Your old physical media, because if you don’t think Disney et al will start (or have been recently) releasing censored versions of films on Blu Ray and DVD and whatnot, well, I fear you will be prove very much mistaken. It should be noted that the censored version isn’t actually playing on Disney +. (Disney now owns The French Connection because they bought 20th Century Fox. Way to reduce the value or properties you paid tens of billions for, geniuses.)
No, it’s the version playing on the streaming services Apple TV and also The Criterion Channel (!), who presumably bought the rights to stream the film. Criterion especially is a service that unlike Disney is dedicated, one would think, to film as an artform. I’d really, really like to think Criterion didn’t know Disney was providing them a censored version, and is taking steps to ensure that they don’t pay Disney or anyone else in the future for such travesties.
This also includes previously purchased digital copies. If you bought it before it was edited, but didn’t download it to your own device, the version you can call up now is also censored. Even if you bought it when it wasn’t.
I assume everyone here is conversant with 1971’s The French Connection. To call it a classic is underselling it, considering how many movies get called classics now. For those who don’t know, however, French Connection won the following Oscars (back in the day when that meant something): Best Editing. Best Cinematography for Owen Roisman. Best Adapted Screenplay, for Ernest Tidyman. Best Director for William Friedkin. Best Actor for Gene Hackman.
Oh, and and Best Picture. To win Best Picture it beat Last Picture Show, Fiddler on the Roof and A Clockwork Orange. Those were in many ways very different times.
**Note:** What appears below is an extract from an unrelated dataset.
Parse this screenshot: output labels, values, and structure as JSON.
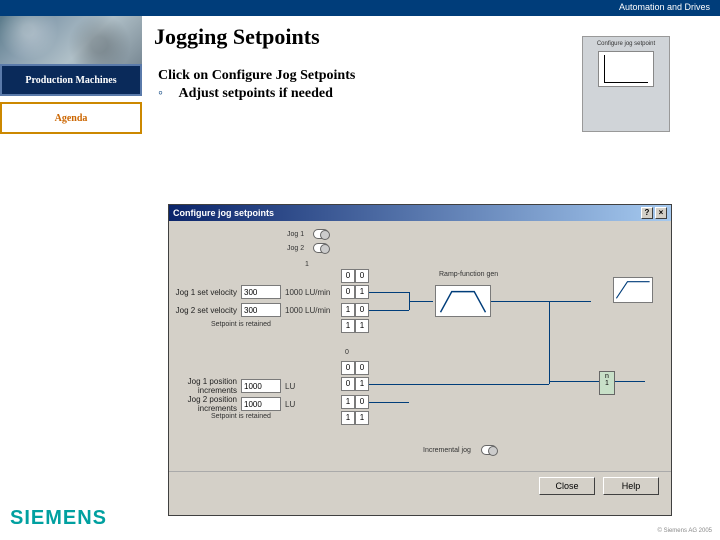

Oh, and all four of those films were very successful at the box office.
The only awards French Connection was nominated for but didn’t win were for Best Sound and Best Supporting Actor (Roy Scheider).
Why was the film censored. Well, the main character, cop Jimmy “Popeye” Doyle (based on real life NYC Detective Edward Egan), uses the N word at one point. See, the film doesn’t present Doyle as this flawless hero. Anyone who’s seen the film realizes more than a bit of an understatement. Hackman’s Doyle could have given Ahab lessons on obsession. God forbid movie characters have moral complexity, especially in an extremely gritty, R-rated movie. But that you would butcher a film with that pedigree. And for what? I can’t imagine there are too many people watching The French Connection on The Criterion Channel who are likely to repair to their fainting couches upon such a vulgar word.
(Oh, but the streaming version seen outside the US is intact. Screw you, Disney.)
I know that years ago whichever studio it was reedited the very amusing comedy Rustler’s Rhapsody (yes, on home video too) to remove lines about the hero comically having to consider himself a “confident heterosexual” if he wants to beat gun for hire Patrick Wayne. So I guess this stuff has been happening for a while, but dudes, we’re talking The French Connection. Man, it’s depressing how accurate Orwell was.
I hope Disney + loses even more subscribers because of this.